Zengxiao (Henry) He

Building vertical AI SaaS · Stanford EECS · Agentic Workflows


About

I’m a builder and engineer currently exploring the intersection of vertical SaaS and autonomous AI agents. I’m building a stealth startup focused on engineering robust multi-agent systems that solve complex, real-world industry bottlenecks.

My research and engineering focus centers on agentic workflows, specifically, designing scalable, stateful agents that transition AI from conversational novelty to operational automation.

When I’m not coding or architecting systems, you can find me playing fingerstyle guitar, on the tennis court, or pursuing my goal of reaching race-car driver levels of performance driving. And if you still can’t find me? I’m probably at the gym (exclusively hitting upper body push/pull days; we don’t talk about leg day).


Experience

Co-Founder

Stealth AI Startup

Jan 2026 — Present

Building vertically integrated AI tools to automate high-friction workflows.

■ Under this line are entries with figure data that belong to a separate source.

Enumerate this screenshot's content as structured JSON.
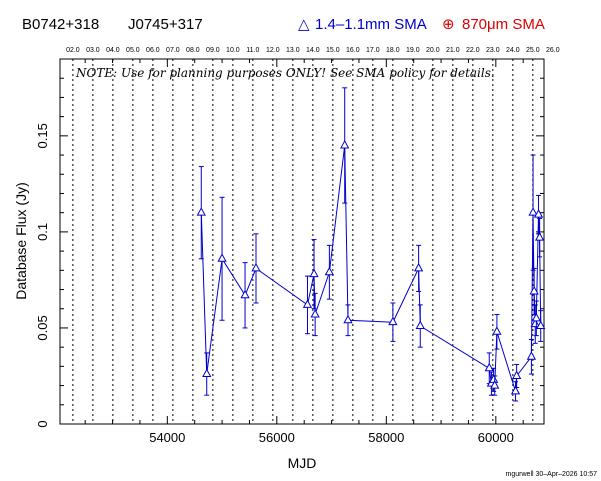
{
  "header": {
    "source_name": "B0742+318",
    "alt_name": "J0745+317",
    "legend_1mm_symbol": "△",
    "legend_1mm_label": "1.4–1.1mm SMA",
    "legend_870_symbol": "⊕",
    "legend_870_label": "870μm SMA"
  },
  "footer": {
    "credit": "mgurwell 30–Apr–2026 10:57"
  },
  "colors": {
    "series_1mm": "#0000cc",
    "series_870": "#dd0000",
    "axis": "#000000",
    "background": "#ffffff"
  },
  "chart_data": {
    "type": "line",
    "title": "",
    "note": "NOTE: Use for planning purposes ONLY! See SMA policy for details.",
    "xlabel": "MJD",
    "ylabel": "Database Flux (Jy)",
    "xlim": [
      52040,
      60880
    ],
    "ylim": [
      0,
      0.19
    ],
    "x_ticks": [
      54000,
      56000,
      58000,
      60000
    ],
    "x_tick_labels": [
      "54000",
      "56000",
      "58000",
      "60000"
    ],
    "y_ticks": [
      0,
      0.05,
      0.1,
      0.15
    ],
    "y_tick_labels": [
      "0",
      "0.05",
      "0.1",
      "0.15"
    ],
    "top_axis_label_positions": [
      2002,
      2003,
      2004,
      2005,
      2006,
      2007,
      2008,
      2009,
      2010,
      2011,
      2012,
      2013,
      2014,
      2015,
      2016,
      2017,
      2018,
      2019,
      2020,
      2021,
      2022,
      2023,
      2024,
      2025,
      2026
    ],
    "top_axis_labels": [
      "02.0",
      "03.0",
      "04.0",
      "05.0",
      "06.0",
      "07.0",
      "08.0",
      "09.0",
      "10.0",
      "11.0",
      "12.0",
      "13.0",
      "14.0",
      "15.0",
      "16.0",
      "17.0",
      "18.0",
      "19.0",
      "20.0",
      "21.0",
      "22.0",
      "23.0",
      "24.0",
      "25.0",
      "26.0"
    ],
    "year_grid": true,
    "series": [
      {
        "name": "1.4–1.1mm SMA",
        "marker": "triangle",
        "points": [
          {
            "x": 54620,
            "y": 0.11,
            "err": 0.024
          },
          {
            "x": 54720,
            "y": 0.026,
            "err": 0.011
          },
          {
            "x": 55000,
            "y": 0.086,
            "err": 0.032
          },
          {
            "x": 55420,
            "y": 0.067,
            "err": 0.017
          },
          {
            "x": 55620,
            "y": 0.081,
            "err": 0.018
          },
          {
            "x": 56560,
            "y": 0.062,
            "err": 0.015
          },
          {
            "x": 56680,
            "y": 0.078,
            "err": 0.018
          },
          {
            "x": 56700,
            "y": 0.057,
            "err": 0.011
          },
          {
            "x": 56960,
            "y": 0.079,
            "err": 0.014
          },
          {
            "x": 57240,
            "y": 0.145,
            "err": 0.03
          },
          {
            "x": 57300,
            "y": 0.054,
            "err": 0.008
          },
          {
            "x": 58120,
            "y": 0.053,
            "err": 0.01
          },
          {
            "x": 58590,
            "y": 0.081,
            "err": 0.012
          },
          {
            "x": 58620,
            "y": 0.051,
            "err": 0.011
          },
          {
            "x": 59880,
            "y": 0.029,
            "err": 0.008
          },
          {
            "x": 59920,
            "y": 0.021,
            "err": 0.006
          },
          {
            "x": 59960,
            "y": 0.023,
            "err": 0.006
          },
          {
            "x": 59980,
            "y": 0.02,
            "err": 0.005
          },
          {
            "x": 60020,
            "y": 0.048,
            "err": 0.009
          },
          {
            "x": 60360,
            "y": 0.017,
            "err": 0.005
          },
          {
            "x": 60380,
            "y": 0.025,
            "err": 0.006
          },
          {
            "x": 60650,
            "y": 0.035,
            "err": 0.009
          },
          {
            "x": 60680,
            "y": 0.11,
            "err": 0.03
          },
          {
            "x": 60700,
            "y": 0.069,
            "err": 0.012
          },
          {
            "x": 60720,
            "y": 0.052,
            "err": 0.01
          },
          {
            "x": 60740,
            "y": 0.055,
            "err": 0.009
          },
          {
            "x": 60780,
            "y": 0.109,
            "err": 0.01
          },
          {
            "x": 60800,
            "y": 0.097,
            "err": 0.01
          },
          {
            "x": 60820,
            "y": 0.051,
            "err": 0.008
          }
        ]
      }
    ]
  }
}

Teaching Assistant (CS 295: Software Engineering)

Stanford University

Dec 2025 — Present

Teaching and mentoring students on building robust software systems alongside Prof. Sara Achour. Designing assignment workflows, reviewing LLM-generated code for correctness, and providing project feedback to students.

Software Engineer Intern — AI/ML

Oracle

Jun 2025 — Sep 2025

Architected an autonomous agent to streamline and execute backport operations within Oracle SCM, assisting engineers by continuously monitoring the BugDB system and automatically running scripts to improve operational throughput by 40%

Research Assistant

Monash University

Aug 2022 — Aug 2023

Researched and implemented transformer-based computer vision models under the guidance of Prof. Jia Wu to assist doctors in the automated diagnosis of osteosarcoma, significantly improving clinical workflow efficiency.


Projects

NotionAgent Chrome Extension

A browser extension that seamlessly integrates localized AI agents into Notion, turning static documentation into executable task workflows.

Auto-Reviewer (CS 295 Tooling)

An automated LLM-based code review pipeline designed to evaluate student software architecture and provide real-time, context-aware feedback.


Education

Stanford University

M.S. in Electrical Engineering

Expected Jun 2026

Central South University

B.S. in Computer Software Engineering

2020 — 2024

Core Member, National Innovation & Entrepreneurship Base (Mentored 10+ startup teams & robotics competition teams). Varsity Member, Software Engineering Basketball Team.